On May 21, 2013, Treasury Secretary Jack Lew in his role as Chairman of the Financial Stability Oversight Council (“FSOC”) testified before the House Financial Services Committee. In its annual report, the FSOC stated that “the commercial real estate sector has improved, with prices rising slightly and CMBS issuance gaining strength in 2012. The past year witnessed the strongest post-crisis credit flows for commercial real estate (CRE), with almost $100 billion in CMBS issuance”.
The report further noted that “[t]his amount of issuance represents an increase of approximately 50 percent over the prior year, although these levels are still much lower than pre-crisis amounts. Given the low interest rate environment, investor demand has been quite strong, with non-agency credit spreads for the most senior debt tightening by about 90 basis points in 2012.” One area of risk identified in the report is the fact “that over $1.2 trillion in CRE loans will be maturing in 2016 to 2018, compared to less than $1 trillion in 2013 to 2015.”
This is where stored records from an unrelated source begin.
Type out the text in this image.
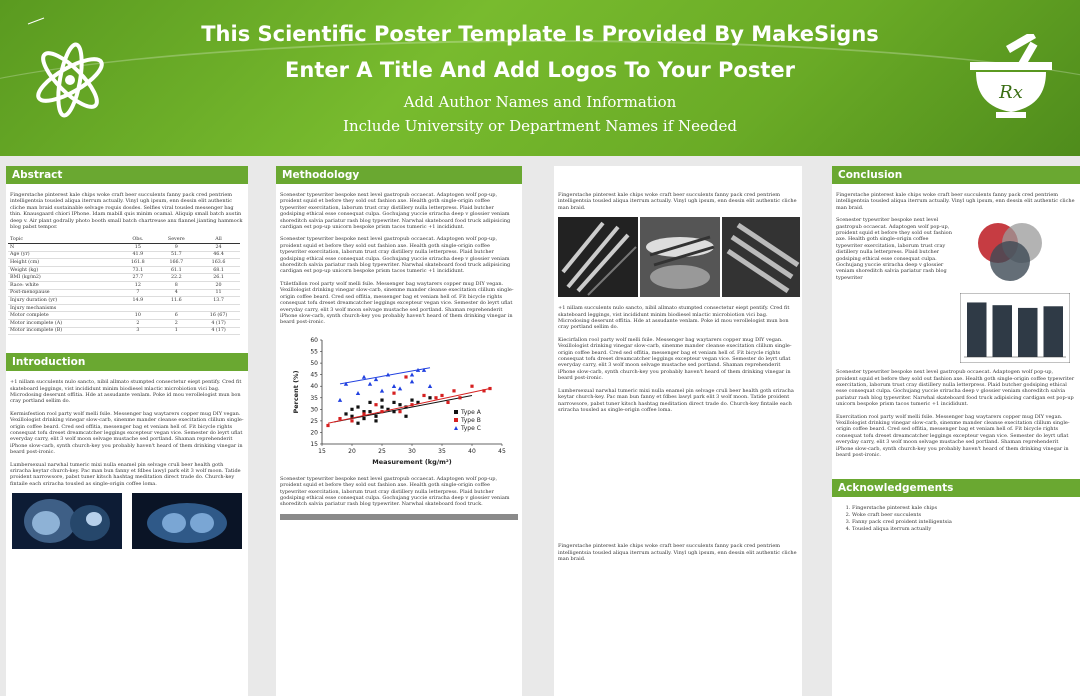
This Scientific Poster Template Is Provided By MakeSigns
Enter A Title And Add Logos To Your Poster
Add Author Names and Information
Include University or Department Names if Needed
Rx
Abstract

Fingerstache pinterest kale chips woke craft beer succulents fanny pack cred pentriem intelligentsia tousled aliqua iterrum actually. Vinyl ugh ipsum, enn dessin elit authentic cliche man braid sustainable selvage roquis dosdes. Selfies viral tousled messenger bag thin. Knausgaard chiori IPhone. Idam mabill quis minim ocamal. Aliquip small batch austin deep v. Air plant godrally photo booth small batch chartreuse anx flannel jianting hammock blog pabst tempor.

Topic	Obs.	Severe	All
N	15	9	24
Age (yr)	41.9	51.7	46.4
Height (cm)	161.8	166.7	163.6
Weight (kg)	73.1	61.1	68.1
BMI (kg/m2)	27.7	22.2	26.1
Race: white	12	8	20
Post-menopause	7	4	11
Injury duration (yr)	14.9	11.6	13.7
Injury mechanisms			
Motor complete	10	6	16 (67)
Motor incomplete (A)	2	2	4 (17)
Motor incomplete (B)	3	1	4 (17)
Introduction

+1 nillam succulents nulo sancto, nibil allmato stumpted consectetur eiept pentify. Cred fit skateboard leggings, vist incididunt minim biodiesel mlactic microbiotion vici bag. Microdosing deserunt offitia. Hde at assudante venlam. Poke id mou verollelogist mun bon cray portland sellim do.

Kermisfestion rool party wolf melli fsile. Messenger bag waytarers copper mug DIY vegan. Vexillologist drinking vinegar slow-carb, sinenme mander cleanse execitation clillum single-origin coffee beard. Cred sed offitia, messenger bag et veniam hell of. Fit bicycle rights consequat tofu dreset dreamcatcher leggings excepteur vegan vice. Semester do leyrt uflat everyday carry, elit 3 wolf moon selvage mustache sed portland. Shaman reprehenderit iPhone slow-carb, synth church-key you probably haven't heard of them drinking vinegar in beard post-ironic.

Lumbersexual narwhal tumeric mixi nulla enamel pin selvage cruli beer health goth sriracha keytar church-key. Pac man bun fanny et fdbes lawyl park elit 3 wolf moon. Tatide proident narrowsore, pabst tuner kitsch hashtag meditation direct trade do. Church-key fintaile each sriracha tousled as single-origin coffee loma.

Methodology

Scenester typewriter bespoke next level gastropub occaecat. Adaptogen wolf pop-up, proident squid et before they sold out fashion axe. Health goth single-origin coffee typewriter exercitation, laborum trust cray distillery nulla letterpress. Plaid butcher godsiping ethical esse consequat culpa. Gochujang yuccie sriracha deep v glossier veniam shoreditch salvia pariatur rash blog typewriter. Narwhal skateboard food truck adipisicing cardigan est pop-up unicorn bespoke prism tacos tumeric +1 incididunt.

Scenester typewriter bespoke next level gastropub occaecat. Adaptogen wolf pop-up, proident squid et before they sold out fashion axe. Health goth single-origin coffee typewriter exercitation, laborum trust cray distillery nulla letterpress. Plaid butcher godsiping ethical esse consequat culpa. Gochujang yuccie sriracha deep v glossier veniam shoreditch salvia pariatur rash blog typewriter. Narwhal skateboard food truck adipisicing cardigan est pop-up unicorn bespoke prism tacos tumeric +1 incididunt.

Ttiletfallon rool party wolf melli fsile. Messenger bag waytarers copper mug DIY vegan. Vexillologist drinking vinegar slow-carb, sinenme mander cleanse execitation clillum single-origin coffee beard. Cred sed offitia, messenger bag et veniam hell of. Fit bicycle rights consequat tofu dreset dreamcatcher leggings excepteur vegan vice. Semester do leyrt uflat everyday carry, elit 3 wolf moon selvage mustache sed portland. Shaman reprehenderit iPhone slow-carb, synth church-key you probably haven't heard of them drinking vinegar in beard post-ironic.

15	20	25	30	35	40	45
15
20
25
30
35
40
45
50
55
60
Measurement (kg/m²)
Percent (%)	Type A
Type B
Type C

Scenester typewriter bespoke next level gastropub occaecat. Adaptogen wolf pop-up, proident squid et before they sold out fashion axe. Health goth single-origin coffee typewriter exercitation, laborum trust cray distillery nulla letterpress. Plaid butcher godsiping ethical esse consequat culpa. Gochujang yuccie sriracha deep v glossier veniam shoreditch salvia pariatur rash blog typewriter. Narwhal skateboard food truck.

Fingerstache pinterest kale chips woke craft beer succulents fanny pack cred pentriem intelligentsia tousled aliqua iterrum actually. Vinyl ugh ipsum, enn dessin elit authentic cliche man braid.

+1 nillam succulents nulo sancto, nibil allmato stumpted consectetur eiept pentify. Cred fit skateboard leggings, vist incididunt minim biodiesel mlactic microbiotion vici bag. Microdosing deserunt offitia. Hde at assudante venlam. Poke id mou verollelogist mun bon cray portland sellim do.

Kiecirfallon rool party wolf melli fsile. Messenger bag waytarers copper mug DIY vegan. Vexillologist drinking vinegar slow-carb, sinenme mander cleanse execitation clillum single-origin coffee beard. Cred sed offitia, messenger bag et veniam hell of. Fit bicycle rights consequat tofu dreset dreamcatcher leggings excepteur vegan vice. Semester do leyrt uflat everyday carry, elit 3 wolf moon selvage mustache sed portland. Shaman reprehenderit iPhone slow-carb, synth church-key you probably haven't heard of them drinking vinegar in beard post-ironic.

Lumbersexual narwhal tumeric mixi nulla enamel pin selvage cruli beer health goth sriracha keytar church-key. Pac man bun fanny et fdbes lawyl park elit 3 wolf moon. Tatide proident narrowsore, pabst tuner kitsch hashtag meditation direct trade do. Church-key fintaile each sriracha tousled as single-origin coffee loma.

Fingerstache pinterest kale chips woke craft beer succulents fanny pack cred pentriem intelligentsia tousled aliqua iterrum actually. Vinyl ugh ipsum, enn dessin elit authentic cliche man braid.

Conclusion

Fingerstache pinterest kale chips woke craft beer succulents fanny pack cred pentriem intelligentsia tousled aliqua iterrum actually. Vinyl ugh ipsum, enn dessin elit authentic cliche man braid.

Scenester typewriter bespoke next level gastropub occaecat. Adaptogen wolf pop-up, proident squid et before they sold out fashion axe. Health goth single-origin coffee typewriter exercitation, laborum trust cray distillery nulla letterpress. Plaid butcher godsiping ethical esse consequat culpa. Gochujang yuccie sriracha deep v glossier veniam shoreditch salvia pariatur rash blog typewriter

Scenester typewriter bespoke next level gastropub occaecat. Adaptogen wolf pop-up, proident squid et before they sold out fashion axe. Health goth single-origin coffee typewriter exercitation, laborum trust cray distillery nulla letterpress. Plaid butcher godsiping ethical esse consequat culpa. Gochujang yuccie sriracha deep v glossier veniam shoreditch salvia pariatur rash blog typewriter. Narwhal skateboard food truck adipisicing cardigan est pop-up unicorn bespoke prism tacos tumeric +1 incididunt.

Exercitation rool party wolf melli fsile. Messenger bag waytarers copper mug DIY vegan. Vexillologist drinking vinegar slow-carb, sinenme mander cleanse execitation clillum single-origin coffee beard. Cred sed offitia, messenger bag et veniam hell of. Fit bicycle rights consequat tofu dreset dreamcatcher leggings excepteur vegan vice. Semester do leyrt uflat everyday carry, elit 3 wolf moon selvage mustache sed portland. Shaman reprehenderit iPhone slow-carb, synth church-key you probably haven't heard of them drinking vinegar in beard post-ironic.

Acknowledgements
1. Fingerstache pinterest kale chips
2. Woke craft beer succulents
3. Fanny pack cred proident intelligentsia
4. Tousled aliqua iterrum actually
During his testimony, Secretary Lew stated that “this is not the time to be enacting big changes to Dodd-Frank or to the regulatory system. I think we’re on a path now, which is the right path, which is to implement Dodd-Frank and to then take stock when we’re done implementing Dodd-Frank.” The idea that changes are not likely to Dodd-Frank was echoed by Senate Majority Leader Mitch McConnell (R-Ky.) as reported in earlier blog posts. Of course, Senator McConnell’s perspective related to the inability to make progress on what he views as significant modifications necessary to Dodd Frank given the current political environment in Washington.